One of the more puzzling aspects of the China Internet stock boom has been the general lack of interest in ChinaCache International (CCIH). Well until the stock recently got a major boost from limited publicity.
Anybody following the original China Internet boom back in 2010 might recall that ChinaCache had a hugely successful IPO that soared 100%. The 'Akamai of China' quickly collapsed on the fears of fraud that hit every Chinese stock for the next couple of years. The stock has now doubled in the last month; yet it still trades at industry low multiples by an extreme margin.
Though the stock soared on the IPO back in Oct. 2010, it never held the price unlike some of the other China stocks. The leading provider of Internet content and application delivery services quickly reached $35 after a month of trading, but the stock plunged all the way into the $3s within a year.
Though the company has struggled off and on to generate profits since the IPO, it has continued to report decent growth. The amazing part is that Seeking Alpha hasn't had an article published on this stock since Stone Fox Capital back on Oct. 3, 2010 (see ChinaCache International IPO Pops 100%: Small Investors Left Out Again). Interesting to read the suggestion that paying $15 back three years ago would've been ideal instead of the $30 that the stock reached on the opening day. Ironically though, the company continues to grow at 30% while the market would've let you purchase it for only $5 last month. The stock was so ignored last year that it even regularly traded less than 10,000 shares on a daily basis. See the below daily totals from a particularly weak period back in June last year:
Two Compelling Charts
One doesn't have to look much further than a couple of charts on revenue growth and multiples comparing Chinese Internet stocks to see why ChinaCache could be one of the most undervalued stocks in the tech sector. Pulling up the numbers for Baidu (BIDU), Sina (SINA), Sohu.com (SOHU), Qihoo 360 Technology (QIHU), and Youku Tudou (YOKU) one can quickly see a disconnect in the group.

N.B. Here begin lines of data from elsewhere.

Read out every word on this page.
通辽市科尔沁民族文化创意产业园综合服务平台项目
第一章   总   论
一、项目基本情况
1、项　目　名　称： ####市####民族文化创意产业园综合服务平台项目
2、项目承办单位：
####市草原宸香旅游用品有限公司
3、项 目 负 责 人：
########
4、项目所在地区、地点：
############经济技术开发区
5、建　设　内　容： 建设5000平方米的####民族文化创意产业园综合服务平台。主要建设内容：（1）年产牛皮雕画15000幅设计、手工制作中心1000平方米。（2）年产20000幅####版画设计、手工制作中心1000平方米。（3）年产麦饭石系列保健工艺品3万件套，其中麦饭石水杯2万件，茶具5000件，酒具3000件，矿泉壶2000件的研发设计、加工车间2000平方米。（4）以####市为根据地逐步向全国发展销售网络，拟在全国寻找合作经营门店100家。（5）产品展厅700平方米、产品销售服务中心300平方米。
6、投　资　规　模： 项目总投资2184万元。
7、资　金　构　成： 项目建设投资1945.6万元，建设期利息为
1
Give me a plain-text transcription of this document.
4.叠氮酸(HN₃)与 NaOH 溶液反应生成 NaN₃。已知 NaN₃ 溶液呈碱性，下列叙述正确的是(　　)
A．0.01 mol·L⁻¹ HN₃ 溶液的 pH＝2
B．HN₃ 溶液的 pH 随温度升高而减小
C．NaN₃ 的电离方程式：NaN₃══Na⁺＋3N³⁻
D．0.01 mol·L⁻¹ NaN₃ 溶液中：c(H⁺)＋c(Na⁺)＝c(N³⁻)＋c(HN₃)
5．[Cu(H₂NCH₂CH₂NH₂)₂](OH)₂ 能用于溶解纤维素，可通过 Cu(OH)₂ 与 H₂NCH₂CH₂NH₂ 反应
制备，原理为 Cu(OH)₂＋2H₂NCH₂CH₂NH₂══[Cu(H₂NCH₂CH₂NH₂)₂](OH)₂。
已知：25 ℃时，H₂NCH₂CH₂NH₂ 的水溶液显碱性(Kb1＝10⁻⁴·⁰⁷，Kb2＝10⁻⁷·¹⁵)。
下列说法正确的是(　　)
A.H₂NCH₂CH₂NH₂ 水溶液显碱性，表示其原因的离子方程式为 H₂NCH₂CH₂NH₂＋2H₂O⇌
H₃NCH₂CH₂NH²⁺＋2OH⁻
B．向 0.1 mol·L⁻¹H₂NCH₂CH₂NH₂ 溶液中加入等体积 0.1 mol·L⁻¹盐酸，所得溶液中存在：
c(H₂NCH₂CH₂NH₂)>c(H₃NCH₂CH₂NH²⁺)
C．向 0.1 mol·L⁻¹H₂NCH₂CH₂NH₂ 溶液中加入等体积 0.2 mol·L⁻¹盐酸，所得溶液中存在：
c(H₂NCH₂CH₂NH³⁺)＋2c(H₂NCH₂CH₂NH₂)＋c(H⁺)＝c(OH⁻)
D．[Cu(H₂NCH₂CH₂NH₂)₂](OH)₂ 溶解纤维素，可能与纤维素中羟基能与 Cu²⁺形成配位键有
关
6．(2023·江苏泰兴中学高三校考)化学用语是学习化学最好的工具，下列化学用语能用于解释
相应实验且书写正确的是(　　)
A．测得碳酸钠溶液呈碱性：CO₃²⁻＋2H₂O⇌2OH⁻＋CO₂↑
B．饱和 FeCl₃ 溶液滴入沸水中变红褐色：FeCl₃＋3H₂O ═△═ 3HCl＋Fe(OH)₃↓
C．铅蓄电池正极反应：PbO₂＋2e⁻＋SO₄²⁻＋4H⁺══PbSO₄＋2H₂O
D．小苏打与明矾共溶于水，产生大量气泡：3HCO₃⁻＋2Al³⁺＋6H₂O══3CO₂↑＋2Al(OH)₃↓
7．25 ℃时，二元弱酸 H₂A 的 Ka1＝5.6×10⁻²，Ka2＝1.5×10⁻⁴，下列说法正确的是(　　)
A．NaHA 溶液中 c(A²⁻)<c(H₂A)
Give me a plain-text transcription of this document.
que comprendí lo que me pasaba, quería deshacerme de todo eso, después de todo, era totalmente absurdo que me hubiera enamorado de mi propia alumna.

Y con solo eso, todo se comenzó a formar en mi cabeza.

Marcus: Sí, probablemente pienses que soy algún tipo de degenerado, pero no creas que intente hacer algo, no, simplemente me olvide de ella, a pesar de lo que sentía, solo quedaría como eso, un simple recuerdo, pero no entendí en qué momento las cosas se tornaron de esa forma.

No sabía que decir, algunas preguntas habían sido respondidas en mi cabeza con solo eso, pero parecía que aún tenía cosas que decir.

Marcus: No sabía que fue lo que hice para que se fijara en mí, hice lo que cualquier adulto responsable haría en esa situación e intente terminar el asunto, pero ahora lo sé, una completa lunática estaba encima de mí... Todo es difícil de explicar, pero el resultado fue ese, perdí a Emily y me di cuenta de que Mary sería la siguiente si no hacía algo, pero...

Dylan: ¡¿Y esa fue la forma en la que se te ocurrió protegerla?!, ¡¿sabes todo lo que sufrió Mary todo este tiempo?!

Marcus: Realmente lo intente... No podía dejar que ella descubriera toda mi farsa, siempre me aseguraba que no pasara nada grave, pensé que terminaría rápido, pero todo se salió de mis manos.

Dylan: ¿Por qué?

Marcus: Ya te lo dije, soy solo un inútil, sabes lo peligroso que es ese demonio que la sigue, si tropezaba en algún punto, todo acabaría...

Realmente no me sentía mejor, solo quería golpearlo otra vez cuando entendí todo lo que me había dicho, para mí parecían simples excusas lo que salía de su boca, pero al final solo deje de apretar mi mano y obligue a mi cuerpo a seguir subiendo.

The first chart to review is the quarterly revenue growth rates over the last couple of years. Without looking at the names, investors would probably not see any major laggards other than maybe the one only showing 20% growth.
While that growth isn't horrible in its own right, it belongs to Sina. The interesting part is that ChinaCache has growth that gets close to that of Baidu.
The second chart gets interesting with the comparison of the forward sales multiples. This multiple is good for a quick way to analyze valuations amongst a group. It doesn't factor any differences in margins and profits or account for different growth rates. The previous chart though showed that a distinction should exist possibly with the 100% growers of Qihoo and Youku Tudou.
The chart though shows a group of stocks trading at multiples between nearly 7x forward revenues and over 11x those revenues. Two stocks trade at substantially lower multiples that surprisingly includes ChinaCache.
The Dirty Details
Even after the massive rise, ChinaCache is only worth $200 million with revenues expected to reach right around $200 million next year. The analyst estimates are very limited on this stock but the company is forecasting over 30% growth for Q313. Revenues are expected to reach $44 million for the quarter, but the most important news of the year might just have been the cloud services deal with Microsoft (MSFT).
With a lack of analyst coverage and investor interest, the stock languished for nearly three years. Possibly the deal to integrate its self-service CDN services with Windows Azure China provided a level of legitimacy that any analyst couldn't provide.
By all appearances the market forgot about ChinaCache. It doesn't get the attention of the hot stocks like Baidu or Qihoo and it doesn't have the excitement of any social media or wireless aspects. It doesn't have the old school trust of stocks like Sina or Sohu.com either. Not to mention the stock reached a valuation level of below $100 million that likely caused investors to stay away. The other stocks all maintained valuations in the billions that attracted hedge fund investors and more analysts that decreased the likelihood of fraud and kept investors interested.
Based purely on the numbers, ChinaCache could logically reach a revenue multiple of 5. It seems improbable to suggest a 400% gain, but the revenue growth and potential in China backs up that speculation. The only apparent catalyst needed is confidence by the investor community that might have occurred when Microsoft signed on.